International funds come and go
October 12, 1998
Even as an increasing number of Asian and emerging market funds announce plans to liquidate, merge or change their mandates because of poor returns, INVESCO is starting a new international fund, the International Blue Chip fund.
The Denver-based mutual fund firm has hired Charles Schwab & Co. to solicit investors for its new fund. The offering runs through Oct. 28. Until then, the fund is only available through Schwab. INVESCO hopes to raise more than $30 million for the International and one other fund which it is registering. But this goal is subject to change in light of the current volatile markets. This effort marks the first time that Schwab and INVESCO have worked together on a subscription offering.

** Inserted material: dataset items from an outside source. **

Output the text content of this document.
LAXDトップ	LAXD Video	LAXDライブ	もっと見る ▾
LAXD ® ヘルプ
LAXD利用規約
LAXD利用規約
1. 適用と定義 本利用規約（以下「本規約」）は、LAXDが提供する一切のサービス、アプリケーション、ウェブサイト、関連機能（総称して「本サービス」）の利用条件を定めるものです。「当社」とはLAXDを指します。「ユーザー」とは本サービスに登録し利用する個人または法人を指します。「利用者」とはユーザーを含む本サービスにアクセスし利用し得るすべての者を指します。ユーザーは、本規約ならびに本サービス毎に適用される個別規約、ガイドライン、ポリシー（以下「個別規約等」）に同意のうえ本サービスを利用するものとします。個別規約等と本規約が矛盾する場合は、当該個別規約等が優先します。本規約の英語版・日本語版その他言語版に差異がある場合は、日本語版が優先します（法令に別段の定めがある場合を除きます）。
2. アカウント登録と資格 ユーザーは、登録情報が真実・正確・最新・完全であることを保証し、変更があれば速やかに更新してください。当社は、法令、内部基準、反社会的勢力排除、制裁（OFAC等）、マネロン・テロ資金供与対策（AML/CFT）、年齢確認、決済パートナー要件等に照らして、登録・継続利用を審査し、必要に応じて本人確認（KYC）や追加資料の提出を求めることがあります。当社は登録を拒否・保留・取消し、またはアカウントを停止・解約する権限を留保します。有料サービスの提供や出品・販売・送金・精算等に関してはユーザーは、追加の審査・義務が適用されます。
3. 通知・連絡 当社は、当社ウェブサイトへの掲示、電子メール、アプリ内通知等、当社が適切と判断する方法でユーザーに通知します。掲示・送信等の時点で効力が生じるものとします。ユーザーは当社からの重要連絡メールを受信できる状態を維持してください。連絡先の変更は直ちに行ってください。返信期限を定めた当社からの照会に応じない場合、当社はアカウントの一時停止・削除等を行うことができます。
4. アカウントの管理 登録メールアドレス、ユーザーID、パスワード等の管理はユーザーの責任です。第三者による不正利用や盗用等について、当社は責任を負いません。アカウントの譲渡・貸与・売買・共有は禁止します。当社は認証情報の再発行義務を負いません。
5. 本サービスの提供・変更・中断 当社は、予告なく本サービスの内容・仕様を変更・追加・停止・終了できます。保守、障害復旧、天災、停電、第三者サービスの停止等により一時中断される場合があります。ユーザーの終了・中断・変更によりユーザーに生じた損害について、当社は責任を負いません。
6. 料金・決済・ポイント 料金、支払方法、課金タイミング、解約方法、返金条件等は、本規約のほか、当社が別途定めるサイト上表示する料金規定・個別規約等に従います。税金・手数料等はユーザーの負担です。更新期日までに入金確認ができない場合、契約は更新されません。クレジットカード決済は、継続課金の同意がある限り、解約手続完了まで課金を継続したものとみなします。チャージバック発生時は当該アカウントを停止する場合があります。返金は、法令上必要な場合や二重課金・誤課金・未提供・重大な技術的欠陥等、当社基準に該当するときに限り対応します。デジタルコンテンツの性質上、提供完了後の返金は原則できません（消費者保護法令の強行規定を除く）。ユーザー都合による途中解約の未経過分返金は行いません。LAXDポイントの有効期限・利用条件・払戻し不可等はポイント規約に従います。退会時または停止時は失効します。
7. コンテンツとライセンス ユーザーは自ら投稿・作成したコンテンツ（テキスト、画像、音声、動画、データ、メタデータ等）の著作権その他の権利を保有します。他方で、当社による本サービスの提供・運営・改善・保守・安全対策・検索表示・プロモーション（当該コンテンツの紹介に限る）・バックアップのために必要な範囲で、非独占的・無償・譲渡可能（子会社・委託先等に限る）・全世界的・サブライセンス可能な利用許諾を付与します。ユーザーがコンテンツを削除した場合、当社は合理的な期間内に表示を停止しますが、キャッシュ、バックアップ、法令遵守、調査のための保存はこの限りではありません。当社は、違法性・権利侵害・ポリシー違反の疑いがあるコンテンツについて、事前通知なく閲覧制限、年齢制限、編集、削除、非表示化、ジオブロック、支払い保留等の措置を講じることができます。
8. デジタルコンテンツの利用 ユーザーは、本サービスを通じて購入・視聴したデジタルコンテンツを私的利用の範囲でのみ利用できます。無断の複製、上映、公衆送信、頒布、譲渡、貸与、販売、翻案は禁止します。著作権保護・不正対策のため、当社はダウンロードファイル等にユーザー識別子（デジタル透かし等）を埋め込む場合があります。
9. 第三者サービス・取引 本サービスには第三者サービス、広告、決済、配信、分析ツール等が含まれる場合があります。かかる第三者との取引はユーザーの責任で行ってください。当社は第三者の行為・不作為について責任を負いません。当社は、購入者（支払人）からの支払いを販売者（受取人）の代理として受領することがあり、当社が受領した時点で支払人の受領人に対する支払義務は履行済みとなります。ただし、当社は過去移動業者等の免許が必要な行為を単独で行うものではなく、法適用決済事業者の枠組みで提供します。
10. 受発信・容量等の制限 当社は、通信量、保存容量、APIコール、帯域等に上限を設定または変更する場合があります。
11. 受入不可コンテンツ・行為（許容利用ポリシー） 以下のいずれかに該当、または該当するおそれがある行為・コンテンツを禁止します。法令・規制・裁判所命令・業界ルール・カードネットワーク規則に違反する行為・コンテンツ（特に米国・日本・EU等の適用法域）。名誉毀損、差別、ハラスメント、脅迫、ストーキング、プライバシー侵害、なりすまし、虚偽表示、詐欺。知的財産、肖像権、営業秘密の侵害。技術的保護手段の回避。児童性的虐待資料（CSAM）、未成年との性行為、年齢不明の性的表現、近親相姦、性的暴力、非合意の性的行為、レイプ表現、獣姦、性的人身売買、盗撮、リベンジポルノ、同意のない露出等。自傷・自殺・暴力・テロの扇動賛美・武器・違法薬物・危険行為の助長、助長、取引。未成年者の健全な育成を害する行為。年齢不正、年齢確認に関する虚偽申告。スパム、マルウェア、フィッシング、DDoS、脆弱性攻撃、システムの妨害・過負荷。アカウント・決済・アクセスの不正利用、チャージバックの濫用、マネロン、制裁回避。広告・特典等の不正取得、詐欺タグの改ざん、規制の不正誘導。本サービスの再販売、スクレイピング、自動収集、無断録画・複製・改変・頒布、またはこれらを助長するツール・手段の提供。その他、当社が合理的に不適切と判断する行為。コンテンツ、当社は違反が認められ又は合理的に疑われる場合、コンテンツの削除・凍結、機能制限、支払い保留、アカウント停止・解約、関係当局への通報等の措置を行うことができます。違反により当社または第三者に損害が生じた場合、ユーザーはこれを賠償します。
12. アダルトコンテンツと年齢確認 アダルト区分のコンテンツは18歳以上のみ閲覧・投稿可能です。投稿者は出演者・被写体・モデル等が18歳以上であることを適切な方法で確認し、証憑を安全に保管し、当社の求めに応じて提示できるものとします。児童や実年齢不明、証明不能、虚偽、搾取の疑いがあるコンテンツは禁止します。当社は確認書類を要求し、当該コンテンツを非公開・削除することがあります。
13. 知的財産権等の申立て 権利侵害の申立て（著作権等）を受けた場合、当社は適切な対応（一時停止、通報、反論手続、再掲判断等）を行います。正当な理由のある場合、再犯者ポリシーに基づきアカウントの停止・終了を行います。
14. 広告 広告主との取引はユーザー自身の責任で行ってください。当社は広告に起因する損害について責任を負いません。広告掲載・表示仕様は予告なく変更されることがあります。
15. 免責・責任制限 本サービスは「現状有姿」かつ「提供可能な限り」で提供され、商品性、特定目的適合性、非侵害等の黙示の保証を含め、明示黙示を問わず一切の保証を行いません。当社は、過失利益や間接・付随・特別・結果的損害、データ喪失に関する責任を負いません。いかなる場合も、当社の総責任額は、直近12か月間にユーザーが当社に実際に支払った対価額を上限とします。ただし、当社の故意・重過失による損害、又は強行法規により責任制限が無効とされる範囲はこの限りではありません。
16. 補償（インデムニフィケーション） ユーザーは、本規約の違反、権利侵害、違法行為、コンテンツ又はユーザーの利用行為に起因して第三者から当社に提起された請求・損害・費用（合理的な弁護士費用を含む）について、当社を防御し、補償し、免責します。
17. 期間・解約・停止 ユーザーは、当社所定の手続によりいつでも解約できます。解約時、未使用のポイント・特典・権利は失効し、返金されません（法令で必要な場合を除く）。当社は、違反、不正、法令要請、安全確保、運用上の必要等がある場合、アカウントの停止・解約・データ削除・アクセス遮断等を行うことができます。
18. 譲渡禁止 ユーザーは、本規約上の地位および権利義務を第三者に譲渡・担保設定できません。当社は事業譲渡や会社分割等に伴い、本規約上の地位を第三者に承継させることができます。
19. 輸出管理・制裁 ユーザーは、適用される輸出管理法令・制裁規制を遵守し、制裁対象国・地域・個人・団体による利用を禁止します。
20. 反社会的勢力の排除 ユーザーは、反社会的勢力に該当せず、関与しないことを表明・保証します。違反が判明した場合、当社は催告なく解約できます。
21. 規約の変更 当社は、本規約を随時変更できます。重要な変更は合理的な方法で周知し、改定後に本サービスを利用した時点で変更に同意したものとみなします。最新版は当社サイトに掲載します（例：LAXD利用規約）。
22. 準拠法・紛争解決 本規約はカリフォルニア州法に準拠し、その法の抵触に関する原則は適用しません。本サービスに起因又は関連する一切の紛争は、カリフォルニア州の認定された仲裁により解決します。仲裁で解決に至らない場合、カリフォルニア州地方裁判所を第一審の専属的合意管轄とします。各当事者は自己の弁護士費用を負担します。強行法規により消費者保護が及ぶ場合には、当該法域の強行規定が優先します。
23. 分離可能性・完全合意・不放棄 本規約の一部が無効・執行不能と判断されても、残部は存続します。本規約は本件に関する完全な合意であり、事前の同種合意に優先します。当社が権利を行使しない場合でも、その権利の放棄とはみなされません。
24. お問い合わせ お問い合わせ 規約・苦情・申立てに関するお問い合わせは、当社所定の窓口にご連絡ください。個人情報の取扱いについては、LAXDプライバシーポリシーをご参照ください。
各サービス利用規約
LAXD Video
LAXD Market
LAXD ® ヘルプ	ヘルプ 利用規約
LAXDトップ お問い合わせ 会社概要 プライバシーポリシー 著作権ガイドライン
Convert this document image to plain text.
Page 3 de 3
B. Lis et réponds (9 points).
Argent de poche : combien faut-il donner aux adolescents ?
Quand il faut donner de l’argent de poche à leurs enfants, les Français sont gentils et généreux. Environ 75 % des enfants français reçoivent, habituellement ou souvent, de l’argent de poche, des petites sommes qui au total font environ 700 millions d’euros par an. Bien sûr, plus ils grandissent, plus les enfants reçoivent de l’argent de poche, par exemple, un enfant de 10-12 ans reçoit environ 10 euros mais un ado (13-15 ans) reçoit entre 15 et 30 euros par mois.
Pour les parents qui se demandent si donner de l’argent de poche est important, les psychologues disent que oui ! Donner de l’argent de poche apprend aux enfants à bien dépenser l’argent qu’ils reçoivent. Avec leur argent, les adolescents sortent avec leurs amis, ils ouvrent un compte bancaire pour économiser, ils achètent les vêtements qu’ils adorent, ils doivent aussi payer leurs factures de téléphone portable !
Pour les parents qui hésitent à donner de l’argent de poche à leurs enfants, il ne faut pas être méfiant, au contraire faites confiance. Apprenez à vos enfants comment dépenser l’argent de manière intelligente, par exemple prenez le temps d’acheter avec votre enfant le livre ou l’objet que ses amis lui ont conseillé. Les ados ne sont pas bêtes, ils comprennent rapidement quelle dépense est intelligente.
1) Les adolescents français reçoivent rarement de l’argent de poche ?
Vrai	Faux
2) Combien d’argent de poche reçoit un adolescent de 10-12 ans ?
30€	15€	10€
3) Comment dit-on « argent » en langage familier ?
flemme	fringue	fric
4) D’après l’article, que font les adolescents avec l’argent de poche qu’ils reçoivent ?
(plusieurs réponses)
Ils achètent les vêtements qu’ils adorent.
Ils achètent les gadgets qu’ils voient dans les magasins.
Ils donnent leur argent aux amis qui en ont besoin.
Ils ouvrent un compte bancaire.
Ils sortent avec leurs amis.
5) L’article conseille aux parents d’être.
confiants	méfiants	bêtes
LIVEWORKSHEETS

For the nine month period ending September 30, emerging market equity funds have lost more than 35 percent, according to CDA/Wiesenberger. Non-U.S. equity funds have fared better, but year-to-date have still lost 8.88 percent. As a result, at least three funds have announced plans to liquidate or have already done so, at least one fund is seeking to shift its investment mission and two others have stopped selling shares.
Nevertheless, INVESCO is not concerned about bringing out the fund at this juncture, said Laura Parsons, a spokesperson for INVESCO. In its marketing campaign, the company will emphasize that the manager of its new fund, Lindsay Davidson, has a strong record in managing international funds for institutional investors. Parsons also said that the very fact that international markets have performed poorly in the past year could make this the ideal time to start a new international fund because securities can be bought at bargain prices.
The fact that INVESCO is using Schwab to conduct its initial subscription of the fund should also help sell the fund at a time when many investors are fleeing international markets.
As of June 39, INVESCO had approximately $229 million of its $18.5 billion in assets under management in seven international open-end funds, according to CDA/Wiesenberger.
Among the funds that have announced plans to liquidate are the Robertson Stephens Developing Country Fund which held $13 million as of June 30 and The Van Eck Emerging Markets Growth Fund, which has asked shareholders to approve a plan of liquidation in a vote Nov. 10. The Citifunds Emerging Asian Markets Fund, whose assets fell to $800,000 after it lost 53.01 percent for the first nine months of 1998, liquidated on October 2, 1998.
Meanwhile, another Van Eck fund, the Van Eck Asian Dynasty Fund, with $13 million in assets, is asking shareholders to approve an expanded investment mandate to include investments in emerging markets beyond Asia.
Also, both the Orbitex Asian High Yield Fund, with $2 million in assets and Dimensional Fund Advisers' DFA Pacific Rim Small Company Fund, with $71 million in assets, have stopped selling shares.
The DFA fund suspended share sales on September 2. The fund had been offered only to large institutional shareholders and financial advisers who trade through omnibus accounts such as those of Charles Schwab's institutional marketplace. According to Weston Wellington, vice president of the fund, the adviser felt it was inappropriate to accept new money since the fund's 25 percent position in Malaysia means it is in a precarious position. Management is currently considering whether to segregate its virtually illiquid Malaysian securities into a separate investment account, said Wellington.